The same principle applies to Rapunzel. She says that her dream is "to see the glowing lanterns gleam." But is that really her dream? She's a girl that has been stuck in a tower her whole life, and has never met anyone other than Mother Gothel. As it turns out, what she really wanted was adventure, love, and friendship!
I know you're thinking, "That's great for Disney characters, but that's not real life!" But it is! Think about your spouse. How much do you know about their dreams? Have you ever talked about it before? I recently realized that, while I knew my husband's goals I never really thought about where they stemmed from. So, I was missing his real dream. Gottman explains that, "...happy couples are aware of each other's dreams and consider helping each other realize them to be one of the goals of marriage."
Many times, when we don't understand our partner's dreams we end up stuck in perpetual arguments.

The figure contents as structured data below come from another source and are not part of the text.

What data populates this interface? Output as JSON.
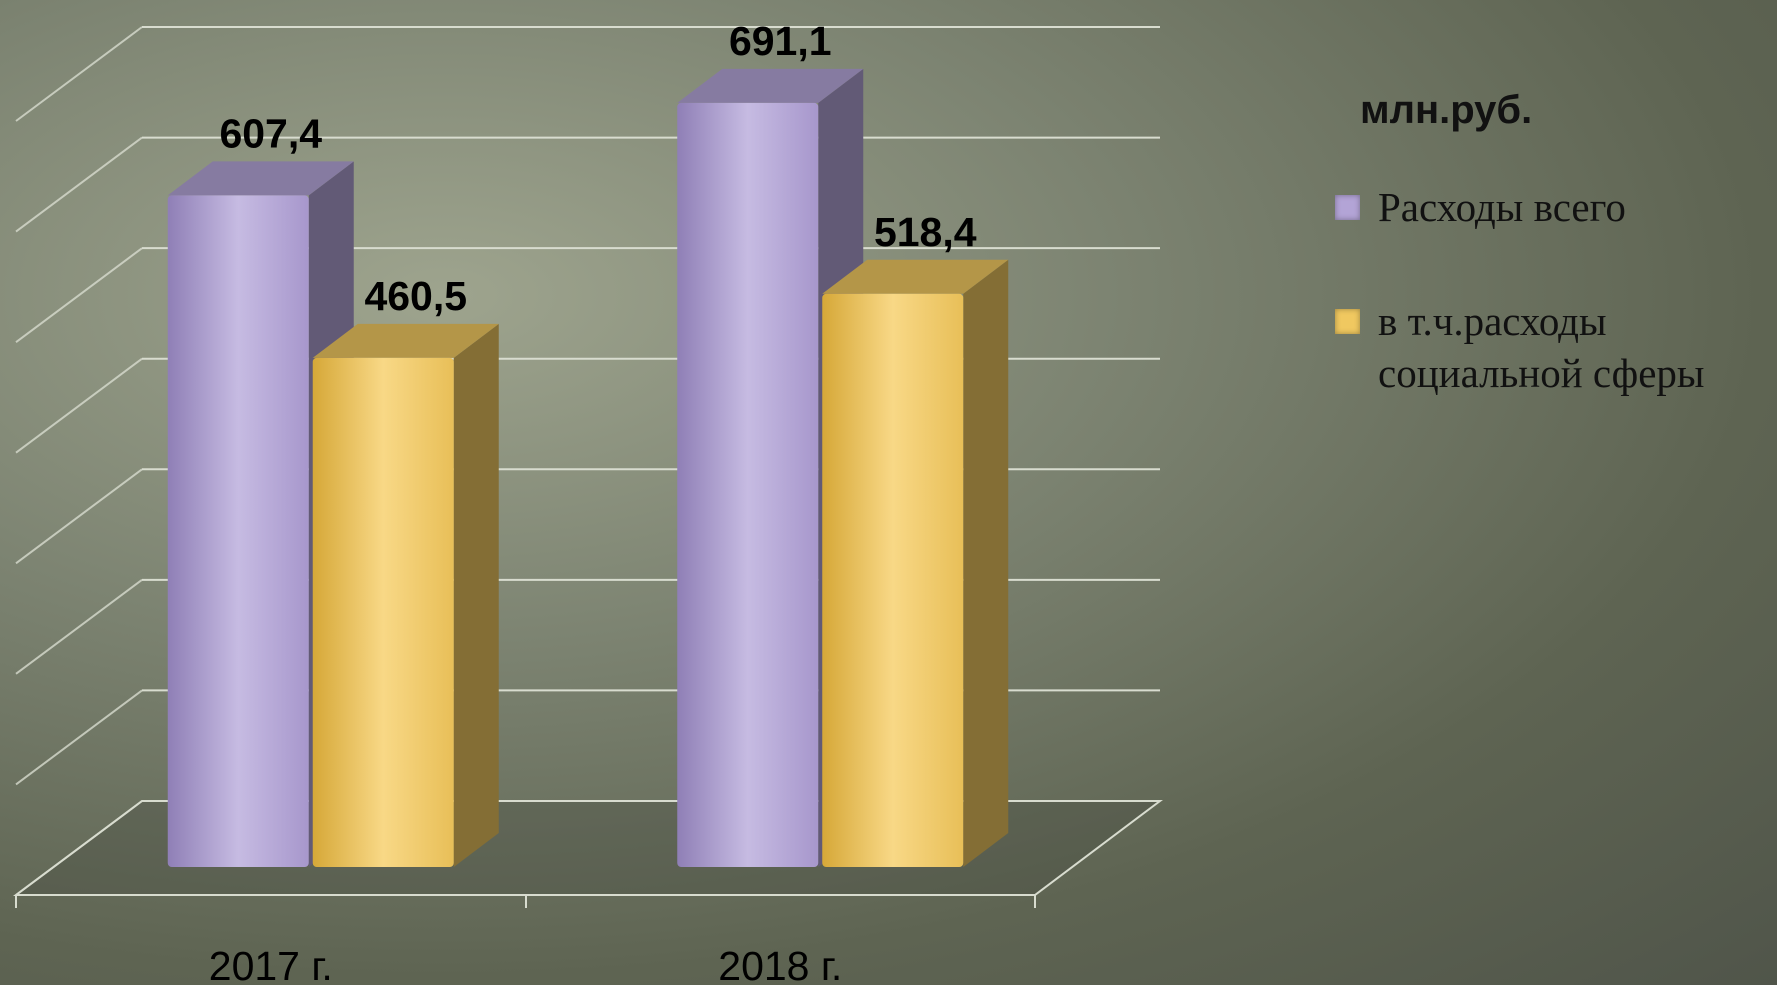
{
  "chart_data": {
    "type": "bar3d",
    "unit_label": "млн.руб.",
    "categories": [
      "2017 г.",
      "2018 г."
    ],
    "series": [
      {
        "name": "Расходы всего",
        "color": "#b3a4d6",
        "values": [
          607.4,
          691.1
        ],
        "value_labels": [
          "607,4",
          "691,1"
        ]
      },
      {
        "name": "в т.ч.расходы социальной сферы",
        "color": "#f0c860",
        "values": [
          460.5,
          518.4
        ],
        "value_labels": [
          "460,5",
          "518,4"
        ]
      }
    ],
    "ylim": [
      0,
      700
    ],
    "yticks": [
      0,
      100,
      200,
      300,
      400,
      500,
      600,
      700
    ],
    "grid": true
  }
}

My husband and I used to constantly batter over family vacations. I felt they were a vital part of my girls childhoods, while my husband believed they were an unnecessary expense. After a few YEARS of fighting over this we finally sat down and talked about our reasoning behind our thoughts and feelings. We took the time to try to understand each other's dreams, and the impact that had on our relationship was amazing! He finally understood that I wanted our family to be friends and have a close bond. I have very fond memories of my own family vacations, and I want my children to have that same fondness of their childhoods. I was able to understand his need to keep us financially "in the black". He doesn't want us to struggle and feels that small everyday activities are just as important as big family vacations. So, we compromised. We go on family vacations every 3 years. It's not exactly what I had in mind, but I'm happy and we aren't killing our savings so my husband is happy too.
One thing you may have noticed about all of these dreams is that they are all rooted in our childhoods. We all look back on the way we grew up and have things that we want to emulate and things that we want to change. So, if you want to know about your spouse's dreams or their reasons behind their goals, perhaps it would be a good idea to talk about their childhood memories.
We all have dreams, and we all feel it is vital for us to fulfill those dreams. It's important for us to remember though that our partner's dreams are just as important as our own and that we should be working together to achieve them both. After all, wouldn't you rather be the Flynn Rider who helps Rapunzel find her dream instead of the Mother Gothel who keeps her from it?